Tight cooking control for best pulp and paper quality
Of course, making good paper depends on high-quality pulp. The Puma II fiberline is the first reference for Valmet’s new cooking system, Continuous Cooking G3™, which was launched in 2018. It is built on the strengths of the previous generation G2 but with special improvements for large-scale hardwood pulp production. This new technology suits Klabin very well, giving it greater control in the digester.
“In the new digester, we’re targeting higher kappa numbers, meaning a lower degree of cooking,” Razzolini explains. “When Valmet presented the tight control solutions that can be integrated in the digester – chip feeding, the impregnation vessel and chip transfer from the ImpBin to digester – we realized it fully supported all our goals for unbleached high-kappa eucalyptus pulping.”
Klabin’s Corporate R&D manager Carlos Augusto Santos agrees. “Cooking is the heart of a fiberline: Quality is made in the digester and then complemented in the rest of the process. I had the opportunity to work with the first-generation technology previously, and I’ve followed Valmet’s speedy evolution of G2 and G3, which is commendable. Valmet understood the customer needs and had the humility to add the necessary improvements in the cooking process in line with market demands. We’re happy to see this positive evolution.”
Automation supporting digital transformation and security
Evolution is also obvious on the automation and IT side of the Puma II project. The rapid digital transformation of industrial processes based on Industrial Internet solutions has accelerated in the current pandemic scenario and will only continue to grow. For Puma II project manager Braga, new equipment must support this transformation by allowing remote support, providing secure external access to manage and troubleshoot processes and equipment.
“A paper machine generates an enormous quantity of data,” says Braga, “and to integrate and use it well, we know the process equipment must include an automation, process control and quality package from one supplier. When these are all integrated via the same technological base, we can obtain better reliability and operating results, using multivariable process analysis to optimize every production and maintenance operation. This also allows a faster machine start-up, rather than combining systems using different technologies.”

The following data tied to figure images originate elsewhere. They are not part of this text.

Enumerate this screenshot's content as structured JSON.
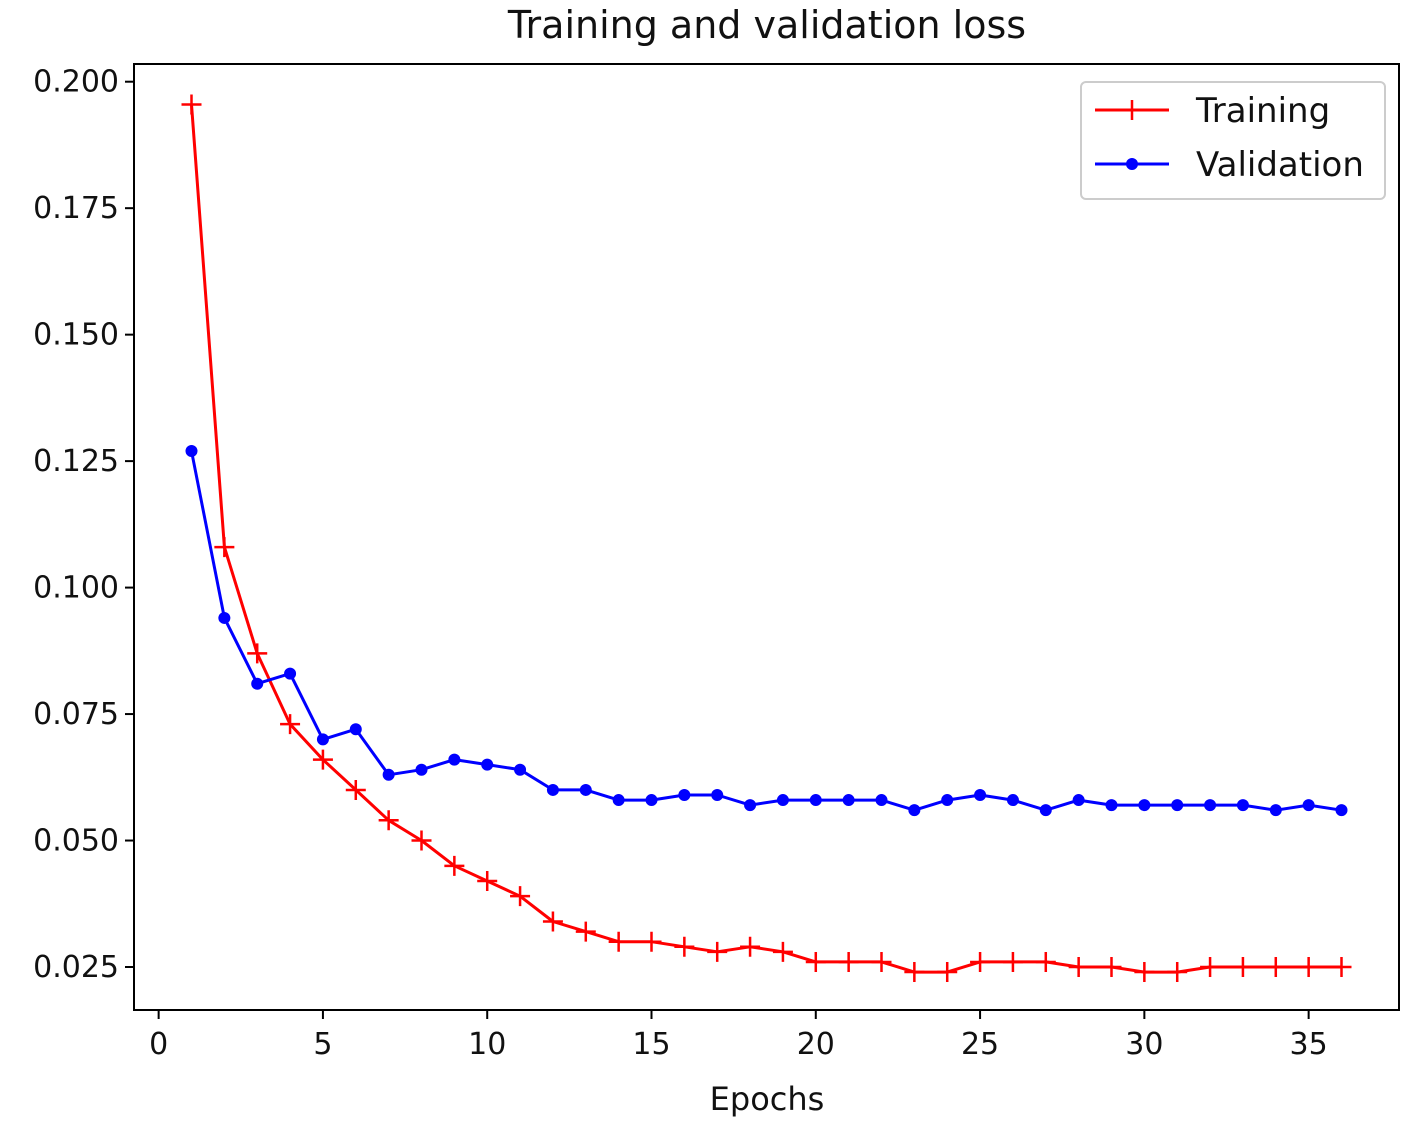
{
  "chart_data": {
    "type": "line",
    "title": "Training and validation loss",
    "xlabel": "Epochs",
    "ylabel": "",
    "xlim": [
      -0.75,
      37.75
    ],
    "ylim": [
      0.0165,
      0.2035
    ],
    "xticks": [
      0,
      5,
      10,
      15,
      20,
      25,
      30,
      35
    ],
    "xtick_labels": [
      "0",
      "5",
      "10",
      "15",
      "20",
      "25",
      "30",
      "35"
    ],
    "yticks": [
      0.025,
      0.05,
      0.075,
      0.1,
      0.125,
      0.15,
      0.175,
      0.2
    ],
    "ytick_labels": [
      "0.025",
      "0.050",
      "0.075",
      "0.100",
      "0.125",
      "0.150",
      "0.175",
      "0.200"
    ],
    "grid": false,
    "legend_position": "top-right",
    "x": [
      1,
      2,
      3,
      4,
      5,
      6,
      7,
      8,
      9,
      10,
      11,
      12,
      13,
      14,
      15,
      16,
      17,
      18,
      19,
      20,
      21,
      22,
      23,
      24,
      25,
      26,
      27,
      28,
      29,
      30,
      31,
      32,
      33,
      34,
      35,
      36
    ],
    "series": [
      {
        "name": "Training",
        "color": "#ff0000",
        "marker": "plus",
        "values": [
          0.1955,
          0.108,
          0.087,
          0.073,
          0.066,
          0.06,
          0.054,
          0.05,
          0.045,
          0.042,
          0.039,
          0.034,
          0.032,
          0.03,
          0.03,
          0.029,
          0.028,
          0.029,
          0.028,
          0.026,
          0.026,
          0.026,
          0.024,
          0.024,
          0.026,
          0.026,
          0.026,
          0.025,
          0.025,
          0.024,
          0.024,
          0.025,
          0.025,
          0.025,
          0.025,
          0.025
        ]
      },
      {
        "name": "Validation",
        "color": "#0000ff",
        "marker": "dot",
        "values": [
          0.127,
          0.094,
          0.081,
          0.083,
          0.07,
          0.072,
          0.063,
          0.064,
          0.066,
          0.065,
          0.064,
          0.06,
          0.06,
          0.058,
          0.058,
          0.059,
          0.059,
          0.057,
          0.058,
          0.058,
          0.058,
          0.058,
          0.056,
          0.058,
          0.059,
          0.058,
          0.056,
          0.058,
          0.057,
          0.057,
          0.057,
          0.057,
          0.057,
          0.056,
          0.057,
          0.056
        ]
      }
    ]
  }
}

Cybersecurity is also a critical issue, comments Razzolini. “Industrial operations must have strong cyber protection to guard against attacks. Automation and remote support offer obvious advantages, but they shouldn’t become a threat. As technology advances, the improvement of control systems is a logical consequence, moving decisions from the operational workforce. They’re then passed on to the control system, becoming algorithms and artificial intelligence. We also see advantages for equipment maintenance, where we can use the predictive evaluation of performance to anticipate failures and take corrective action before major problems arise,” he concludes.
You need to be innovative – and bold – to make history. Project Puma II shows Klabin is just that.